Oakland University lecturer selected for prestigious Guggenheim Fellowship

Oakland University lecturer selected for prestigious Guggenheim Fellowship
Dunya Mikhail has been selected by the Guggenheim Foundation as a 2018 Fellow in the category of Poetry. Photo by Robert Akwari

Dunya Mikhail, an Oakland University special lecturer of Arabic in the Department of Modern Languages and Literatures, has earned a place on the 2018 John Simon Guggenheim Memorial Foundation Fellowship list in the Poetry category. She is just one of nine winners in this category from across the country.

This year, the Guggenheim Foundation selected a total of 173 winners from a diverse applicant pool of more than 3,000 scholars, artists, and scientists. The great variety of backgrounds, fields of study, and accomplishments of Guggenheim Fellows is one of the unique characteristics of the program. Forty-nine scholarly disciplines and artistic fields, 69 different academic institutions, 31 states, and three Canadian provinces are represented in this year’s class, who range in age from 29 to 80.

“When the news was announced, I woke up to a warm phone call from our university president, a celebratory email from our provost and another email of support and congratulations from my department chair,” Mikhail said. “I am honored that the Guggenheim Foundation selected me as a Fellow and I can’t be more grateful for being part of such a wonderful family at Oakland University.”

"This is a milestone accomplishment and a most impressive career achievement," added Senior Vice President for Academic Affairs and Provost James P. Lentini, DMA. “A Guggenheim Fellowship is a major award and speaks to the world-class quality of Dunya’s work. It brings high honor to both her and the university.”

Mikhail was born in Baghdad, Iraq. She’s renowned for her subversive, innovative, and satirical poetry. After graduation from the University of Baghdad, she worked as a journalist and translator for the Baghdad Observer. Facing censorship and interrogation, she left Iraq, traveling first to Jordan and then to America where she now resides in suburban Detroit.
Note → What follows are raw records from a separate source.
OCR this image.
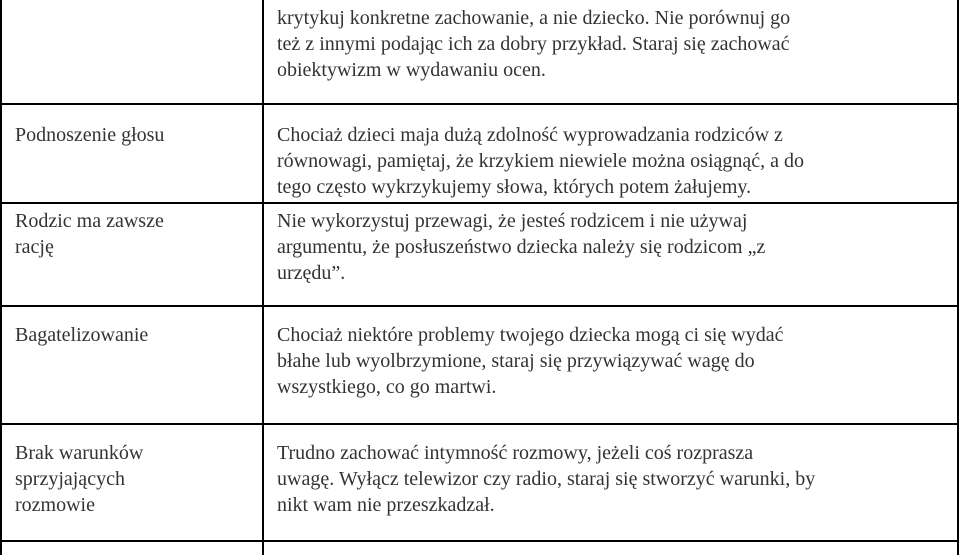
krytykuj konkretne zachowanie, a nie dziecko. Nie porównuj go
też z innymi podając ich za dobry przykład. Staraj się zachować
obiektywizm w wydawaniu ocen.
Podnoszenie głosu	Chociaż dzieci maja dużą zdolność wyprowadzania rodziców z
równowagi, pamiętaj, że krzykiem niewiele można osiągnąć, a do
tego często wykrzykujemy słowa, których potem żałujemy.
Rodzic ma zawsze
rację
Nie wykorzystuj przewagi, że jesteś rodzicem i nie używaj
argumentu, że posłuszeństwo dziecka należy się rodzicom „z
urzędu”.
Bagatelizowanie	Chociaż niektóre problemy twojego dziecka mogą ci się wydać
błahe lub wyolbrzymione, staraj się przywiązywać wagę do
wszystkiego, co go martwi.
Brak warunków
sprzyjających
rozmowie
Trudno zachować intymność rozmowy, jeżeli coś rozprasza
uwagę. Wyłącz telewizor czy radio, staraj się stworzyć warunki, by
nikt wam nie przeszkadzał.
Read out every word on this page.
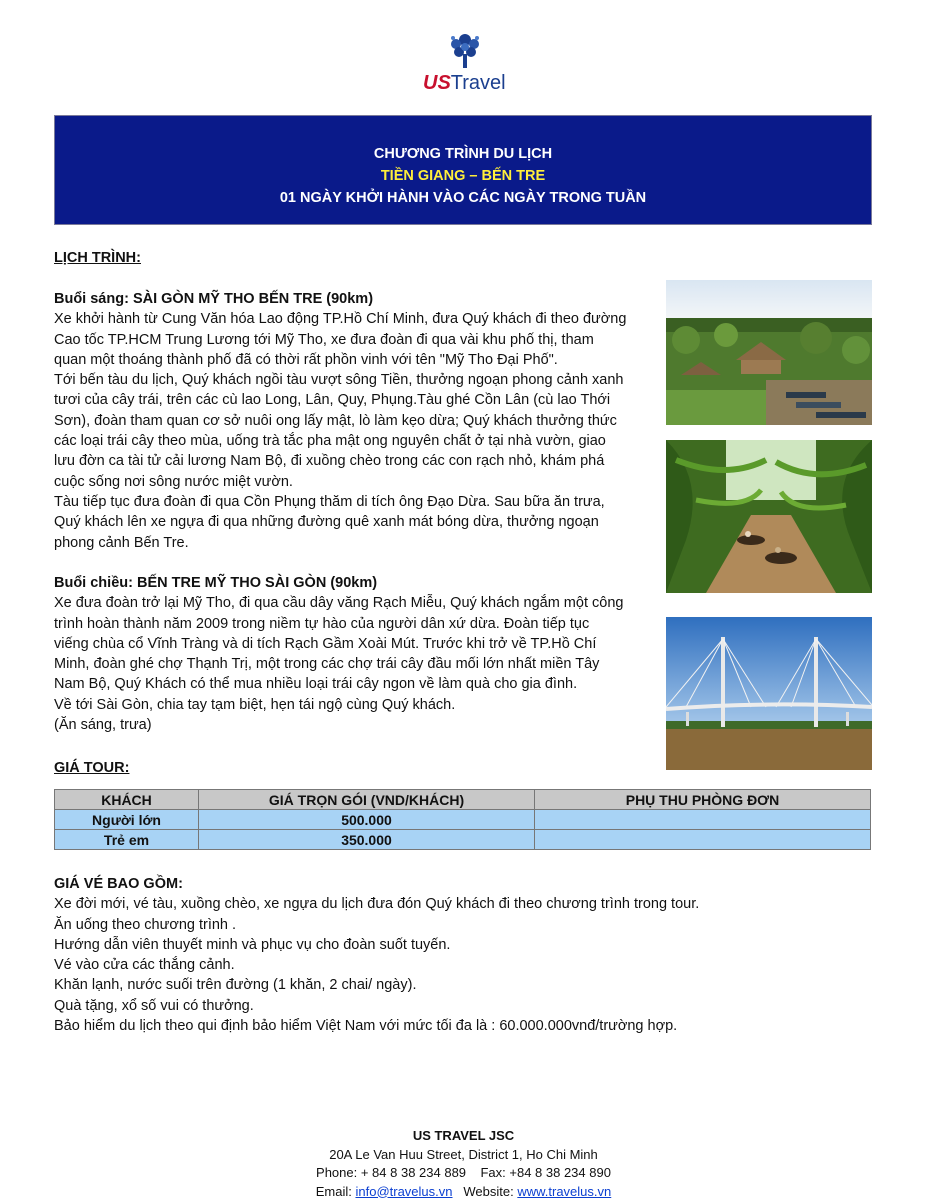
USTravel
CHƯƠNG TRÌNH DU LỊCH
TIỀN GIANG – BẾN TRE
01 NGÀY KHỞI HÀNH VÀO CÁC NGÀY TRONG TUẦN
LỊCH TRÌNH:

Buổi sáng: SÀI GÒN MỸ THO BẾN TRE (90km)

Xe khởi hành từ Cung Văn hóa Lao động TP.Hồ Chí Minh, đưa Quý khách đi theo đường

Cao tốc TP.HCM Trung Lương tới Mỹ Tho, xe đưa đoàn đi qua vài khu phố thị, tham

quan một thoáng thành phố đã có thời rất phồn vinh với tên "Mỹ Tho Đại Phố".

Tới bến tàu du lịch, Quý khách ngồi tàu vượt sông Tiền, thưởng ngoạn phong cảnh xanh

tươi của cây trái, trên các cù lao Long, Lân, Quy, Phụng.Tàu ghé Cồn Lân (cù lao Thới

Sơn), đoàn tham quan cơ sở nuôi ong lấy mật, lò làm kẹo dừa; Quý khách thưởng thức

các loại trái cây theo mùa, uống trà tắc pha mật ong nguyên chất ở tại nhà vườn, giao

lưu đờn ca tài tử cải lương Nam Bộ, đi xuồng chèo trong các con rạch nhỏ, khám phá

cuộc sống nơi sông nước miệt vườn.

Tàu tiếp tục đưa đoàn đi qua Cồn Phụng thăm di tích ông Đạo Dừa. Sau bữa ăn trưa,

Quý khách lên xe ngựa đi qua những đường quê xanh mát bóng dừa, thưởng ngoạn

phong cảnh Bến Tre.

Buổi chiều: BẾN TRE MỸ THO SÀI GÒN (90km)

Xe đưa đoàn trở lại Mỹ Tho, đi qua cầu dây văng Rạch Miễu, Quý khách ngắm một công

trình hoàn thành năm 2009 trong niềm tự hào của người dân xứ dừa. Đoàn tiếp tục

viếng chùa cổ Vĩnh Tràng và di tích Rạch Gầm Xoài Mút. Trước khi trở về TP.Hồ Chí

Minh, đoàn ghé chợ Thạnh Trị, một trong các chợ trái cây đầu mối lớn nhất miền Tây

Nam Bộ, Quý Khách có thể mua nhiều loại trái cây ngon về làm quà cho gia đình.

Về tới Sài Gòn, chia tay tạm biệt, hẹn tái ngộ cùng Quý khách.

(Ăn sáng, trưa)

GIÁ TOUR:
KHÁCH	GIÁ TRỌN GÓI (VND/KHÁCH)	PHỤ THU PHÒNG ĐƠN
Người lớn	500.000	
Trẻ em	350.000	

GIÁ VÉ BAO GỒM:

Xe đời mới, vé tàu, xuồng chèo, xe ngựa du lịch đưa đón Quý khách đi theo chương trình trong tour.

Ăn uống theo chương trình .

Hướng dẫn viên thuyết minh và phục vụ cho đoàn suốt tuyến.

Vé vào cửa các thắng cảnh.

Khăn lạnh, nước suối trên đường (1 khăn, 2 chai/ ngày).

Quà tặng, xổ số vui có thưởng.

Bảo hiểm du lịch theo qui định bảo hiểm Việt Nam với mức tối đa là : 60.000.000vnđ/trường hợp.

US TRAVEL JSC
20A Le Van Huu Street, District 1, Ho Chi Minh
Phone: + 84 8 38 234 889 Fax: +84 8 38 234 890
Email: info@travelus.vn Website: www.travelus.vn
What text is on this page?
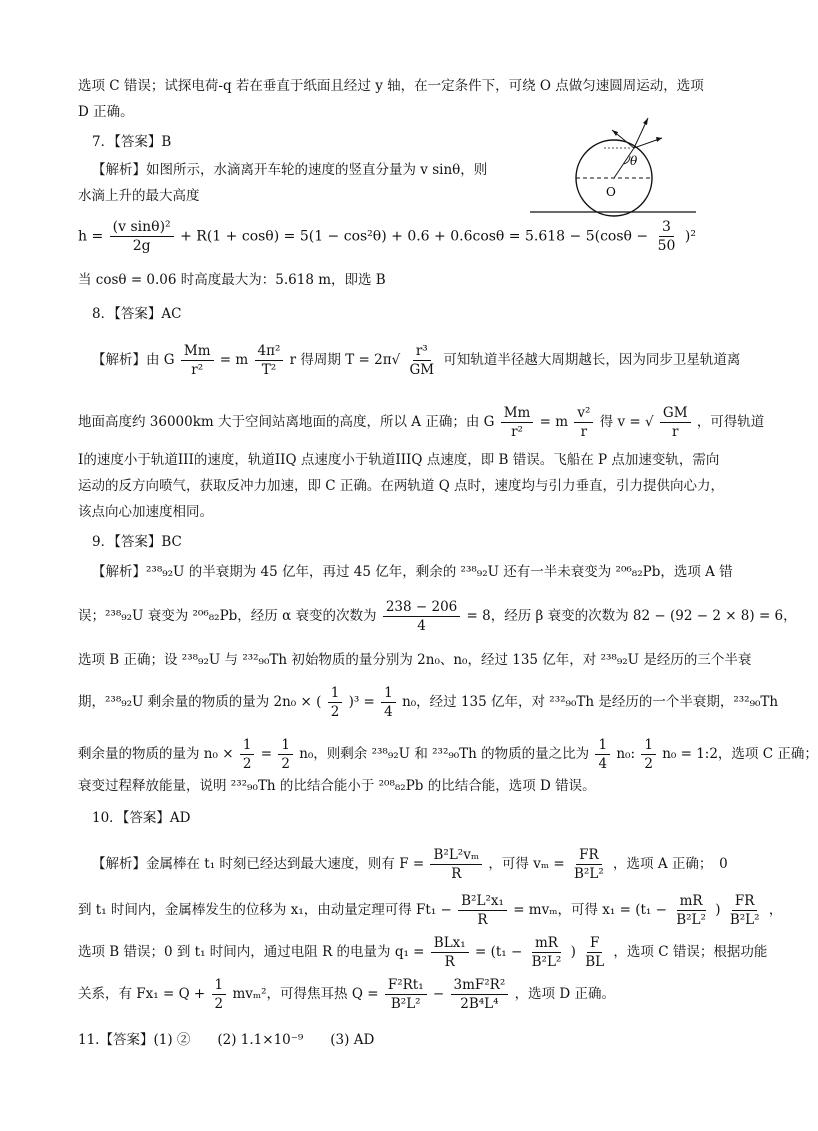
选项 C 错误；试探电荷-q 若在垂直于纸面且经过 y 轴，在一定条件下，可绕 O 点做匀速圆周运动，选项
D 正确。
7．【答案】B
【解析】如图所示，水滴离开车轮的速度的竖直分量为 v sinθ，则
水滴上升的最大高度
$h = \frac{\text{(v sinθ)²}}{2g} + R(1 + \cos\theta) = 5(1 - \cos^2\theta) + 0.6 + 0.6\cos\theta = 5.618 - 5(\cos\theta - \frac{3}{50} )^2$
当 cosθ = 0.06 时高度最大为：5.618 m，即选 B
θ
O
8．【答案】AC
【解析】由 G $\frac{Mm}{\text{r²}} = m \frac{\text{4π²}}{\text{T²}}$ r 得周期 $T = 2\pi√ \frac{\text{r³}}{GM}$ 可知轨道半径越大周期越长，因为同步卫星轨道离
地面高度约 36000km 大于空间站离地面的高度，所以 A 正确；由 G $\frac{Mm}{\text{r²}} = m \frac{\text{v²}}{r}$ 得 v = √ $\frac{GM}{r}$ ，可得轨道
I的速度小于轨道III的速度，轨道IIQ 点速度小于轨道IIIQ 点速度，即 B 错误。飞船在 P 点加速变轨，需向
运动的反方向喷气，获取反冲力加速，即 C 正确。在两轨道 Q 点时，速度均与引力垂直，引力提供向心力，
该点向心加速度相同。
9．【答案】BC
【解析】²³⁸₉₂U 的半衰期为 45 亿年，再过 45 亿年，剩余的 ²³⁸₉₂U 还有一半未衰变为 ²⁰⁶₈₂Pb，选项 A 错
误；²³⁸₉₂U 衰变为 ²⁰⁶₈₂Pb，经历 α 衰变的次数为 $\frac{238 - 206}{4} = 8$，经历 β 衰变的次数为 82 − (92 − 2 × 8) = 6，
选项 B 正确；设 ²³⁸₉₂U 与 ²³²₉₀Th 初始物质的量分别为 2n₀、n₀，经过 135 亿年，对 ²³⁸₉₂U 是经历的三个半衰
期，²³⁸₉₂U 剩余量的物质的量为 2n₀ × ( $\frac{1}{2} )^3 = \frac{1}{4} n_0$，经过 135 亿年，对 ²³²₉₀Th 是经历的一个半衰期，²³²₉₀Th
剩余量的物质的量为 $n_0 \times \frac{1}{2} = \frac{1}{2} n_0$，则剩余 ²³⁸₉₂U 和 ²³²₉₀Th 的物质的量之比为 $\frac{1}{4} n_0$: $\frac{1}{2} n_0$ = 1:2，选项 C 正确；
衰变过程释放能量，说明 ²³²₉₀Th 的比结合能小于 ²⁰⁸₈₂Pb 的比结合能，选项 D 错误。
10．【答案】AD
【解析】金属棒在 t₁ 时刻已经达到最大速度，则有 $F = \frac{\text{B²L²vₘ}}{R}$ ，可得 $v_m = \frac{FR}{\text{B²L²}}$ ，选项 A 正确；　0
到 t₁ 时间内，金属棒发生的位移为 x₁，由动量定理可得 $Ft_1 - \frac{\text{B²L²x₁}}{R} = mv_m$，可得 $x_1 = (t_1 - \frac{mR}{\text{B²L²}}$ ) $\frac{FR}{\text{B²L²}}$ ，
选项 B 错误；0 到 t₁ 时间内，通过电阻 R 的电量为 $q_1 = \frac{\text{BLx₁}}{R} = (t_1 - \frac{mR}{\text{B²L²}}$ ) $\frac{F}{BL}$ ，选项 C 错误；根据功能
关系，有 $Fx_1 = Q + \frac{1}{2} mv_m^2$，可得焦耳热 $Q = \frac{\text{F²Rt₁}}{\text{B²L²}} - \frac{\text{3mF²R²}}{\text{2B⁴L⁴}}$ ，选项 D 正确。
11.【答案】(1) ②　　(2) 1.1×10⁻⁹　　(3) AD
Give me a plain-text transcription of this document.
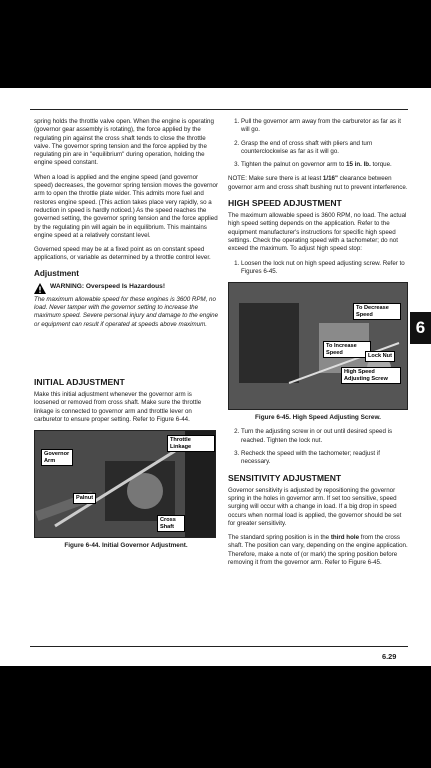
spring holds the throttle valve open. When the engine is operating (governor gear assembly is rotating), the force applied by the regulating pin against the cross shaft tends to close the throttle valve. The governor spring tension and the force applied by the regulating pin are in "equilibrium" during operation, holding the engine speed constant.

When a load is applied and the engine speed (and governor speed) decreases, the governor spring tension moves the governor arm to open the throttle plate wider. This admits more fuel and restores engine speed. (This action takes place very rapidly, so a reduction in speed is hardly noticed.) As the speed reaches the governed setting, the governor spring tension and the force applied by the regulating pin will again be in equilibrium. This maintains engine speed at a relatively constant level.

Governed speed may be at a fixed point as on constant speed applications, or variable as determined by a throttle control lever.

Adjustment
WARNING: Overspeed Is Hazardous!

The maximum allowable speed for these engines is 3600 RPM, no load. Never tamper with the governor setting to increase the maximum speed. Severe personal injury and damage to the engine or equipment can result if operated at speeds above maximum.

INITIAL ADJUSTMENT

Make this initial adjustment whenever the governor arm is loosened or removed from cross shaft. Make sure the throttle linkage is connected to governor arm and throttle lever on carburetor to ensure proper setting. Refer to Figure 6-44.

Throttle Linkage
Governor Arm
Palnut
Cross Shaft
Figure 6-44. Initial Governor Adjustment.
1. Pull the governor arm away from the carburetor as far as it will go.
2. Grasp the end of cross shaft with pliers and turn counterclockwise as far as it will go.
3. Tighten the palnut on governor arm to 15 in. lb. torque.

NOTE: Make sure there is at least 1/16" clearance between governor arm and cross shaft bushing nut to prevent interference.

HIGH SPEED ADJUSTMENT

The maximum allowable speed is 3600 RPM, no load. The actual high speed setting depends on the application. Refer to the equipment manufacturer's instructions for specific high speed settings. Check the operating speed with a tachometer; do not exceed the maximum. To adjust high speed stop:

1. Loosen the lock nut on high speed adjusting screw. Refer to Figures 6-45.
To Decrease Speed
To Increase Speed
Lock Nut
High Speed Adjusting Screw
Figure 6-45. High Speed Adjusting Screw.
2. Turn the adjusting screw in or out until desired speed is reached. Tighten the lock nut.
3. Recheck the speed with the tachometer; readjust if necessary.
SENSITIVITY ADJUSTMENT

Governor sensitivity is adjusted by repositioning the governor spring in the holes in governor arm. If set too sensitive, speed surging will occur with a change in load. If a big drop in speed occurs when normal load is applied, the governor should be set for greater sensitivity.

The standard spring position is in the third hole from the cross shaft. The position can vary, depending on the engine application. Therefore, make a note of (or mark) the spring position before removing it from the governor arm. Refer to Figure 6-45.

6
6.29
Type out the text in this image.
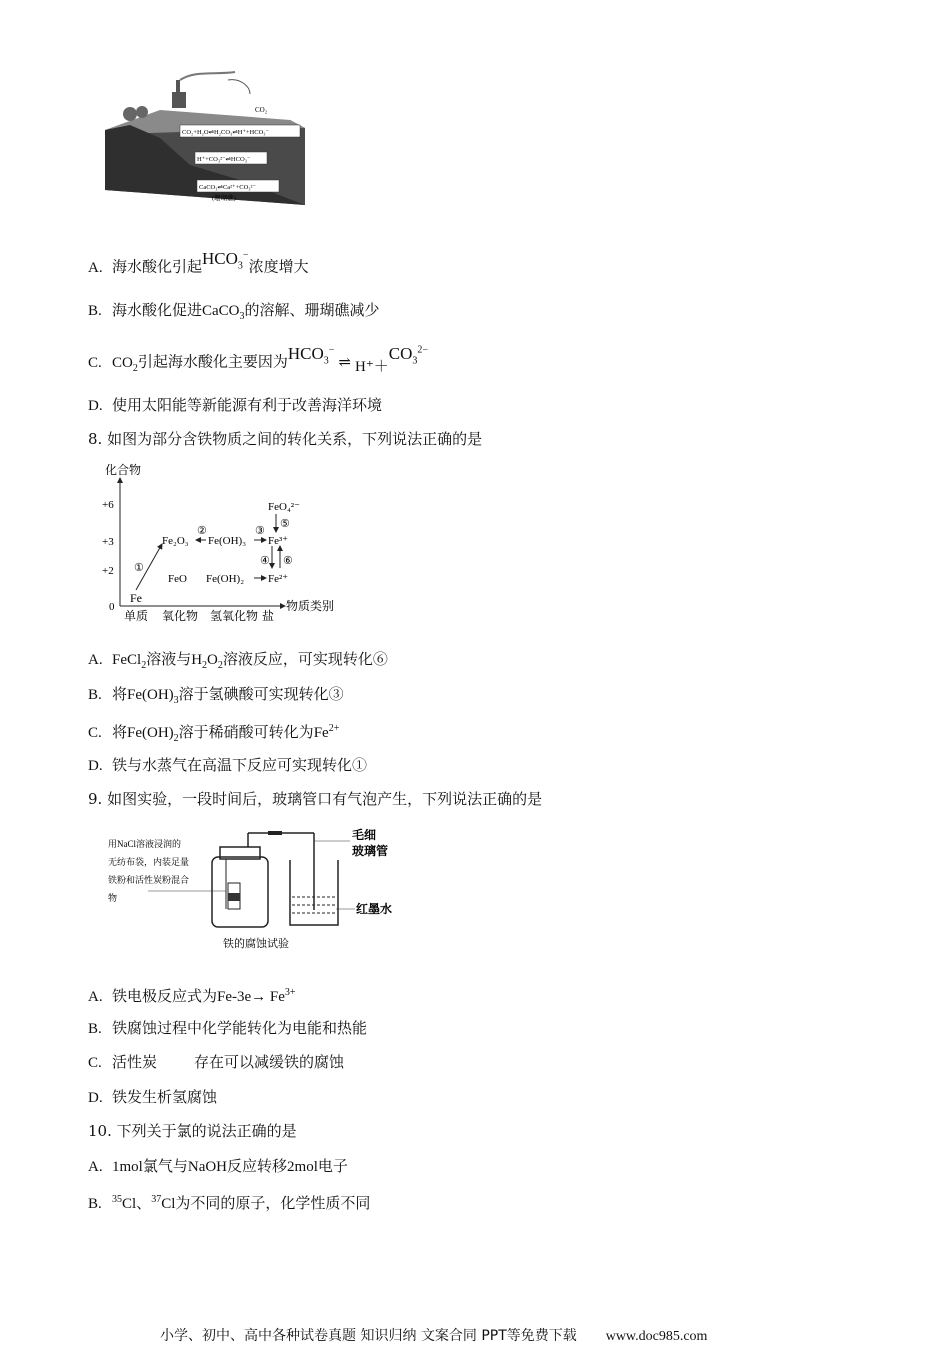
CO₂
CO₂+H₂O⇌H₂CO₃⇌H⁺+HCO₃⁻
H⁺+CO₃²⁻⇌HCO₃⁻
CaCO₃⇌Ca²⁺+CO₃²⁻
(珊瑚礁)
A. 海水酸化引起$HCO_3^-$浓度增大
B. 海水酸化促进CaCO$_3$的溶解、珊瑚礁减少
C. $CO_2$引起海水酸化主要因为$HCO_3^-\rightleftharpoons$ $H^++CO_3^{2-}$
D. 使用太阳能等新能源有利于改善海洋环境
8. 如图为部分含铁物质之间的转化关系，下列说法正确的是
化合物
+6
+3
+2
0	物质类别
单质 氧化物 氢氧化物 盐
Fe
Fe₂O₃
FeO
Fe(OH)₃
Fe(OH)₂
Fe³⁺
Fe²⁺
FeO₄²⁻
①
②	③
⑤
④ ⑥
A. FeCl$_2$溶液与$H_2O_2$溶液反应，可实现转化⑥
B. 将$Fe(OH)_3$溶于氢碘酸可实现转化③
C. 将$Fe(OH)_2$溶于稀硝酸可转化为$Fe^{2+}$
D. 铁与水蒸气在高温下反应可实现转化①
9. 如图实验，一段时间后，玻璃管口有气泡产生，下列说法正确的是
用NaCl溶液浸润的
无纺布袋，内装足量
铁粉和活性炭粉混合
物
毛细
玻璃管
红墨水
铁的腐蚀试验
A. 铁电极反应式为$Fe-3e\to Fe^{3+}$
B. 铁腐蚀过程中化学能转化为电能和热能
C. 活性炭 存在可以减缓铁的腐蚀
D. 铁发生析氢腐蚀
10. 下列关于氯的说法正确的是
A. 1mol氯气与NaOH反应转移2mol电子
B. $^{35}$Cl、$^{37}$Cl为不同的原子，化学性质不同
小学、初中、高中各种试卷真题 知识归纳 文案合同 PPT等免费下载 www.doc985.com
Her first book in English The War Works Hard (translated by Elizabeth Winslow) was named one of “25 Books to Remember from 2005” by the New York Public Library. Diary of A Wave Outside the Sea won the Arab American Book Award. Her newest book The Beekeeper: Rescuing the Stolen Women of Iraq (co-translated with Max Weiss) was released last month and has been selected by Publishers Weekly as one of the top 10 in non-fiction for spring 2018. She also wrote The Iraqi Nights and edited 15 Iraqi Poets.

Mikhail’s other professional honors include the Knights Foundation grant, the Kresge Fellowship, and the United Nations Human Rights Award for Freedom of Writing. She is also the co-founder of Michigan-community-based Mesopotamian Forum for Art and Culture. 

Edward Hirsch, president of the Guggenheim Foundation, said in a press release, “These artists and writers, scholars and scientists, represent the best of the best. Each year since 1925, the Guggenheim Foundation has bet on the individual, and we’re thrilled to continue to do so with this wonderfully talented and diverse group. It’s an honor to be able to support these individuals to do the work they were meant to do.” 

The fellowship program was established by former United States Senator and Mrs. Simon Guggenheim, in memory of John Simon Guggenheim, the elder of their two sons, who died in 1922. The Foundation has sought from its inception to “add to the educational, literary, artistic, and scientific power of this country, and also to provide for the cause of better international understanding.” Since its establishment, the Guggenheim Foundation has granted more than $360 million in fellowships to more than 18,000 individuals.